Novel functions of thyroid hormone receptor mutants: beyond nucleus-initiated transcription.

Study of molecular actions of thyroid hormone receptor beta (TRbeta) mutants in vivo has been facilitated by creation of a mouse model (TRbetaPV mouse) that harbors a knockin mutant of TRbeta (denoted PV). PV, which was identified in a patient with resistance to thyroid hormone, has lost T3 binding activity and transcription capacity. The striking phenotype of thyroid cancer exhibited by TRbeta(PV/PV) mice has allowed the elucidation of novel oncogenic activity of a TRbeta mutant (PV) [PAS1] beyond nucleus-initiated transcription. PV was found to physically interact with the regulatory p85alpha subunit of phosphatidylinositol 3-kinase (PI3K) in both the nuclear and cytoplasmic compartments. This protein-protein interaction activates the PI3K signaling by increasing phosphorylation of AKT, mammalian target of rapamycin (mTOR), and p70(S6K).

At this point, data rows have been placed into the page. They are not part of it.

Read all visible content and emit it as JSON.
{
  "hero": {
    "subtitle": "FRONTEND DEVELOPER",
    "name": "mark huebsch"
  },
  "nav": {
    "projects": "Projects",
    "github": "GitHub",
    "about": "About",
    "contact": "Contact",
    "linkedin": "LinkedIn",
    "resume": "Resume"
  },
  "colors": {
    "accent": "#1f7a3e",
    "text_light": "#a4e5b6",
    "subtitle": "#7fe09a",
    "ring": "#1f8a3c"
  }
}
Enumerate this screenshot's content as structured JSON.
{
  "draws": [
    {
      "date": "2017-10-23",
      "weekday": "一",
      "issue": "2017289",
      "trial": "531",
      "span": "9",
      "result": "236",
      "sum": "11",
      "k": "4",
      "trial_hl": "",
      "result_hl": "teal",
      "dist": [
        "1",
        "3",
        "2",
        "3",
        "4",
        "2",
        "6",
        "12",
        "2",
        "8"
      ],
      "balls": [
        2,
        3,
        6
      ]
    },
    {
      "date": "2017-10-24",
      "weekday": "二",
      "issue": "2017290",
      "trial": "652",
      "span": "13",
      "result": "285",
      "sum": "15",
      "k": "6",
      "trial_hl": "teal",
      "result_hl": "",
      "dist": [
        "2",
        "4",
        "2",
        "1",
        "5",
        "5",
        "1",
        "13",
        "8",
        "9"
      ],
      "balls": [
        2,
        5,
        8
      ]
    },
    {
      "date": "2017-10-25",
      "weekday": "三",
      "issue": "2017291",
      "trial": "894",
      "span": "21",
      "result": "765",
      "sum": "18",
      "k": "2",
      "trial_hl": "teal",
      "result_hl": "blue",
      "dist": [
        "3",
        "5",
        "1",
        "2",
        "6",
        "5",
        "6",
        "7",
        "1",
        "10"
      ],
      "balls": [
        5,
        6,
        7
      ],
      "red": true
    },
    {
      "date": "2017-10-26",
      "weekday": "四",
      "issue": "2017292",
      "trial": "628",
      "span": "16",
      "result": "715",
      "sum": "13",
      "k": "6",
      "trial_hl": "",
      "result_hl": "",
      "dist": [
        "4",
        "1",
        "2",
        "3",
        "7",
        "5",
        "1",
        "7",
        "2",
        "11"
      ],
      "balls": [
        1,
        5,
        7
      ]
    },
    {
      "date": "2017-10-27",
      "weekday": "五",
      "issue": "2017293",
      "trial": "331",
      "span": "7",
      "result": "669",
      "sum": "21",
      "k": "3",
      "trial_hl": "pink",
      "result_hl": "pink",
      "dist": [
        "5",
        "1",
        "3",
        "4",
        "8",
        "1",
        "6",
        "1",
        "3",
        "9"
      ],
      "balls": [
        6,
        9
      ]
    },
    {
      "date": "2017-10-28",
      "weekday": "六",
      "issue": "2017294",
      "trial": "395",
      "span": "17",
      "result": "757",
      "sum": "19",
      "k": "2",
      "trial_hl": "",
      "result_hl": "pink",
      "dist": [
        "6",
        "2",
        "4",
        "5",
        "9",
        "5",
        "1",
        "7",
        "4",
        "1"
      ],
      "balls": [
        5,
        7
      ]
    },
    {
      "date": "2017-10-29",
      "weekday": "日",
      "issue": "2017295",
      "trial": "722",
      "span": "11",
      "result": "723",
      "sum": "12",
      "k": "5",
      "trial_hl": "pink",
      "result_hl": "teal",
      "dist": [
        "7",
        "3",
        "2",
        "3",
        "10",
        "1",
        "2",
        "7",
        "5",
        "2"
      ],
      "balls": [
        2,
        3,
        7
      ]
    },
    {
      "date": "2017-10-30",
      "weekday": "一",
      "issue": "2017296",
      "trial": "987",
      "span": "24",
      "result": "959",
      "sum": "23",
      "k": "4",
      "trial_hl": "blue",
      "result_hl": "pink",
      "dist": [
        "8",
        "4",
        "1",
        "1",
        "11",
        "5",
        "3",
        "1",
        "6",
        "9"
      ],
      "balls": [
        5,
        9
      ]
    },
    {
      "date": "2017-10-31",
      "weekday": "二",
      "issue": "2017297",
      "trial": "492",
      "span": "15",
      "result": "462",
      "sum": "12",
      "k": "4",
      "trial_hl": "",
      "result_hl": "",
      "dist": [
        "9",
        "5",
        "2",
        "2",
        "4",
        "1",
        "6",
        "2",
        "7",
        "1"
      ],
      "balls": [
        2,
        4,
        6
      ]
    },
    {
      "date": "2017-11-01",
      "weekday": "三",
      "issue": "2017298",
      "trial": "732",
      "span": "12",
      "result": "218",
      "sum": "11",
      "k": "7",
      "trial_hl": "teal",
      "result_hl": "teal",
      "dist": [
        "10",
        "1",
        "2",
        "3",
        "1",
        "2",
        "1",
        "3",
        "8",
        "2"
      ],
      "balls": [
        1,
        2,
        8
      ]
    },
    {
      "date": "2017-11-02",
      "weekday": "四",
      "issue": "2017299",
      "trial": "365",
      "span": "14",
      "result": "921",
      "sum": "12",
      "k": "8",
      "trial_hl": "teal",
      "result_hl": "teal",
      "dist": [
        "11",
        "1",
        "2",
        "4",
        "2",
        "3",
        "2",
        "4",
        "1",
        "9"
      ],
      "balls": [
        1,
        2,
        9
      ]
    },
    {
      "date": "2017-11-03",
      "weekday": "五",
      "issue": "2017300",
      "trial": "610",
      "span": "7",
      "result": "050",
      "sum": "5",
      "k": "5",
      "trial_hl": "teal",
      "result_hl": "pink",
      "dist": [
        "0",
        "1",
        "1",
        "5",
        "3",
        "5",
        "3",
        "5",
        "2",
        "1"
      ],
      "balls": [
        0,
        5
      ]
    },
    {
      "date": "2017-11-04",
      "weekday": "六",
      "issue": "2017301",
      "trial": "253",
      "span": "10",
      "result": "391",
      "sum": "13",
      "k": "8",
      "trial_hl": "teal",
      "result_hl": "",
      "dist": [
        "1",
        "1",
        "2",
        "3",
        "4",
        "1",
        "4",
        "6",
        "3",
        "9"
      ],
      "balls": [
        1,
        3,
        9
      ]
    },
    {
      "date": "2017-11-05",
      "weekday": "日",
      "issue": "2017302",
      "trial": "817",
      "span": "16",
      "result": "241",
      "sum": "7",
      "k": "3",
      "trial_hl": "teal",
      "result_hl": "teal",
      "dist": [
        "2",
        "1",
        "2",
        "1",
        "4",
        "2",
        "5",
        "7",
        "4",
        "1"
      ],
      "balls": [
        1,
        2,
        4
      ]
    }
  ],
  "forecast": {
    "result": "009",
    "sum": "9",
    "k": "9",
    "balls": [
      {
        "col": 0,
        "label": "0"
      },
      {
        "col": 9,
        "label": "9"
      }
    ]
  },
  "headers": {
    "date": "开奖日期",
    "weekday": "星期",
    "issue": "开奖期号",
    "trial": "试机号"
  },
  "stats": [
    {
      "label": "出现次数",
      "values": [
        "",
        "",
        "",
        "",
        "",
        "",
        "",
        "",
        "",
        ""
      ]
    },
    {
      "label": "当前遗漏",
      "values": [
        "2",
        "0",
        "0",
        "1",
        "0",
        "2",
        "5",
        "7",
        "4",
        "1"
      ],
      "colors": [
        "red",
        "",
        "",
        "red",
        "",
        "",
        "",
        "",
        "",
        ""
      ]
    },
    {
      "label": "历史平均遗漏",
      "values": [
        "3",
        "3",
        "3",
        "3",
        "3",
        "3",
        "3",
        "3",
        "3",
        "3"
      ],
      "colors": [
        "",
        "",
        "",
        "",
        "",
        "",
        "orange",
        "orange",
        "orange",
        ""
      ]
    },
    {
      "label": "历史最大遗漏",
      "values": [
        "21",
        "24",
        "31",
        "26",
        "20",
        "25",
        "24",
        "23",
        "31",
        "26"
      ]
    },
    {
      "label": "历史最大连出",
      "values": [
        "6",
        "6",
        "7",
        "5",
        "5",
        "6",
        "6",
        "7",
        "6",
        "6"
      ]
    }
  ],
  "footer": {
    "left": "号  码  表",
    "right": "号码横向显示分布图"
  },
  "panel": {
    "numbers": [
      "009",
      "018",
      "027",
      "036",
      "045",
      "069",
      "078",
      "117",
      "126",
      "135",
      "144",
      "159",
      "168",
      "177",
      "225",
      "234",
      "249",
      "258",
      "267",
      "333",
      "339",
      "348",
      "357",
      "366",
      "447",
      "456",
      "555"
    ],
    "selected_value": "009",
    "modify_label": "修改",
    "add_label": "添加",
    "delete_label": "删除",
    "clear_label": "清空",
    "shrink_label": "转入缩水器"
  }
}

PV, via interaction with p85alpha, also activates the PI3K-integrin-linked kinase-matrix metalloproteinase-2 signaling pathway in the extra-nuclear compartment. The PV-mediated PI3K activation results in increased cell proliferation, motility, migration, and metastasis. In addition to affecting these membrane-initiated signaling events, PV affects the stability of the pituitary tumor-transforming gene (PTTG) product. PTTG (also known as securin), a critical mitotic checkpoint protein, is physically associated with TRbeta or PV in vivo. Concomitant with T3-induced degradation of TRbeta, PTTG is degraded by the proteasome machinery, but no such degradation occurs when PTTG is associated with PV. The degradation of PTTG/TRbeta is activated by the direct interaction of the T3-bound TRbeta with the steroid receptor coactivator-3 (SRC-3) that recruits a proteasome activator (PA28gamma). PV that does not bind T3 cannot interact directly with SRC-3/PA28gamma to activate proteasome degradation, and the absence of degradation results in an aberrant accumulation of PTTG. The PV-induced failure of timely degradation of PTTG results in mitotic abnormalities. PV, via novel protein-protein interaction and transcription regulation, acts to antagonize the functions of wild-type TRs and contributes to the oncogenic functions of this mutation.